Комнаты Холмс в цокольном этаже были захламленным живым сердцем этого холодного дома. Стены в ее спальне были выкрашены в темный цвет, со стеллажами складского образца и книгами, книгами повсюду, расставленными по алфавиту на полках и разбросанными на полу с раскрытыми страницами. В соседней комнате имелся химический стол, забитый мерными стаканами и горелками. Суккуленты, изогнутые и шишковатые, в маленьких горшочках – каждое утро Шарлотта кормила растения смесью уксуса и миндального молока из пипетки. («Это эксперимент, – сказала мне Холмс, когда я запротестовал. – Я пытаюсь их убить.
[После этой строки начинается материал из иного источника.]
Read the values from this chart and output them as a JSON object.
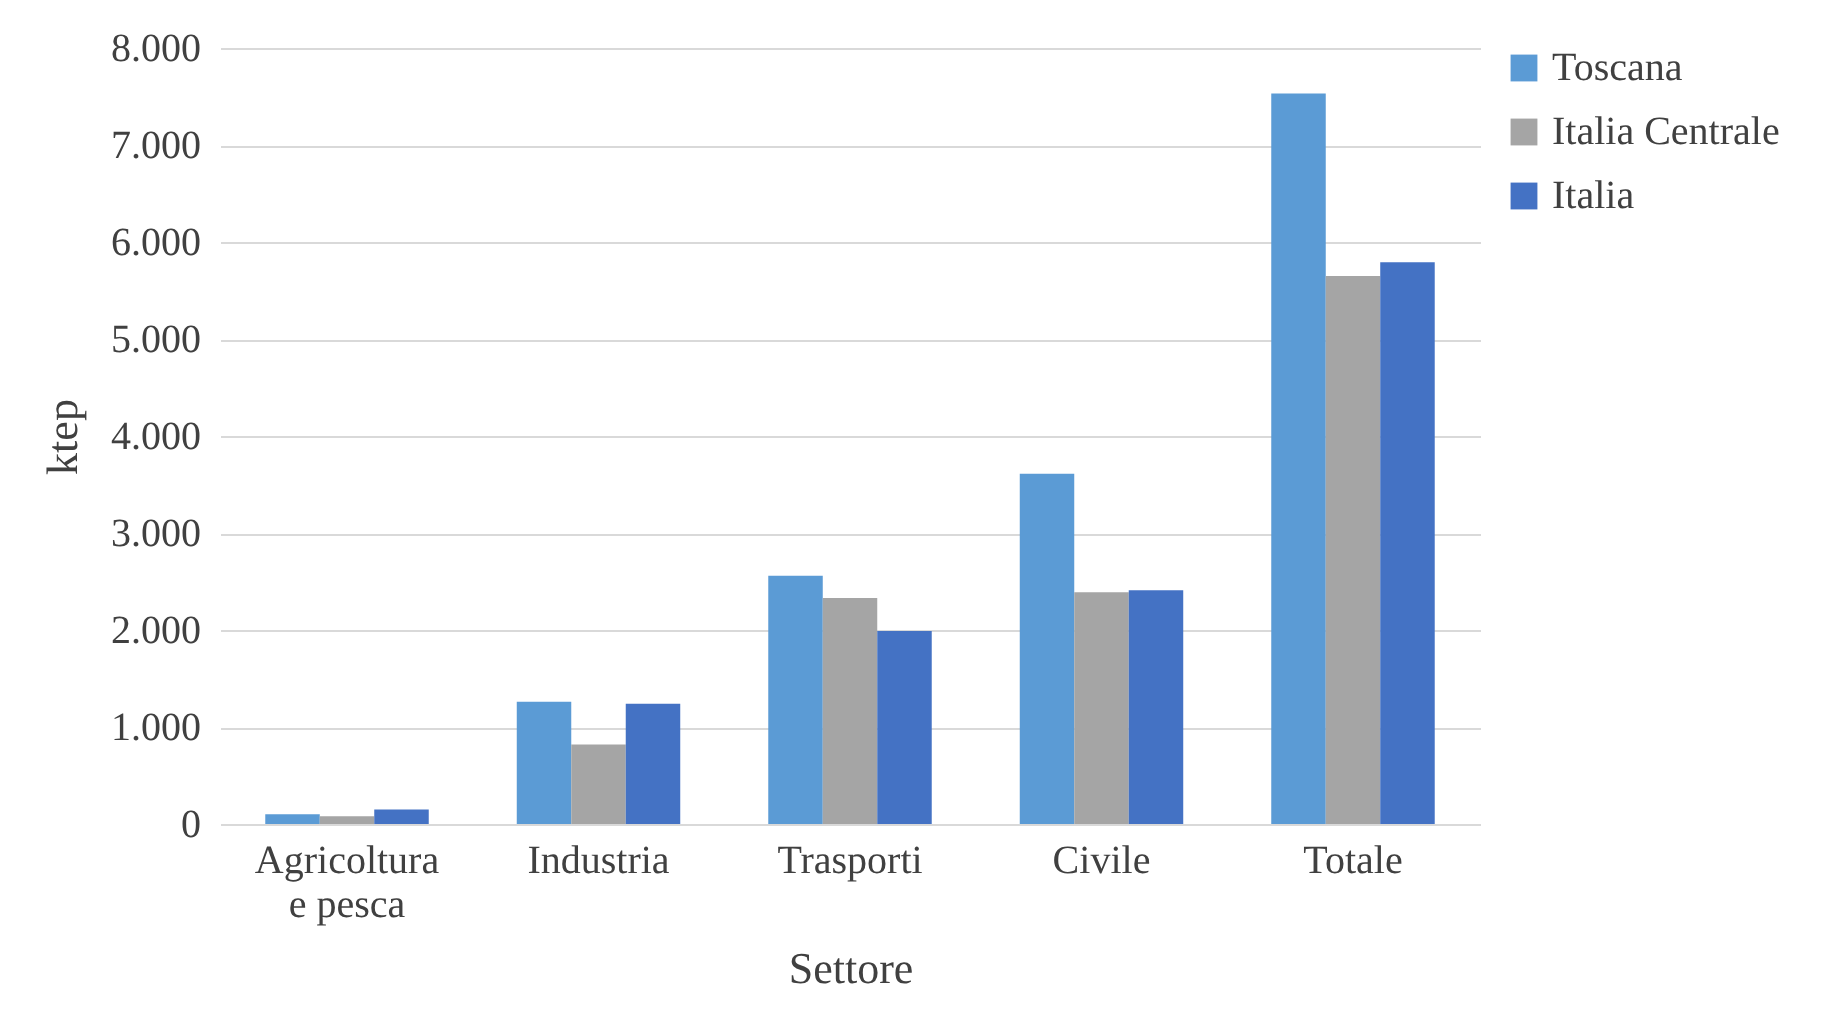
{
  "chart_data": {
    "type": "bar",
    "xlabel": "Settore",
    "ylabel": "ktep",
    "categories": [
      "Agricoltura e pesca",
      "Industria",
      "Trasporti",
      "Civile",
      "Totale"
    ],
    "series": [
      {
        "name": "Toscana",
        "color": "#5b9bd5",
        "values": [
          100,
          1260,
          2560,
          3610,
          7530
        ]
      },
      {
        "name": "Italia Centrale",
        "color": "#a5a5a5",
        "values": [
          80,
          820,
          2330,
          2390,
          5650
        ]
      },
      {
        "name": "Italia",
        "color": "#4472c4",
        "values": [
          150,
          1240,
          1990,
          2410,
          5790
        ]
      }
    ],
    "ylim": [
      0,
      8000
    ],
    "yticks": [
      {
        "value": 0,
        "label": "0"
      },
      {
        "value": 1000,
        "label": "1.000"
      },
      {
        "value": 2000,
        "label": "2.000"
      },
      {
        "value": 3000,
        "label": "3.000"
      },
      {
        "value": 4000,
        "label": "4.000"
      },
      {
        "value": 5000,
        "label": "5.000"
      },
      {
        "value": 6000,
        "label": "6.000"
      },
      {
        "value": 7000,
        "label": "7.000"
      },
      {
        "value": 8000,
        "label": "8.000"
      }
    ],
    "grid": "y",
    "legend": "right"
  }
}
Их ничто не берет».) На полу были разбросаны бумажки, монеты и сломанные сигареты – и все же во всем этом бескрайнем беспорядке нигде не обнаружилось бы ни единого участка пыли или пятнышка грязи. Всё, как я и ожидал, зная Шарлотту, кроме, быть может, ее заначки с шоколадными бисквитами и «Британской энциклопедии», которую Холмс держала на низкой книжной полке, игравшей роль прикроватной тумбочки. Очевидно, Холмс любила размышлять над ней в кровати, с сигаретой в руке. Сегодня это был том «Ч», статья «Чехословакия», и по какой-то непостижимой причине Шарлотта настояла на том, чтобы прочитать мне всю эту статью вслух, пока я ходил перед ней взад и вперед.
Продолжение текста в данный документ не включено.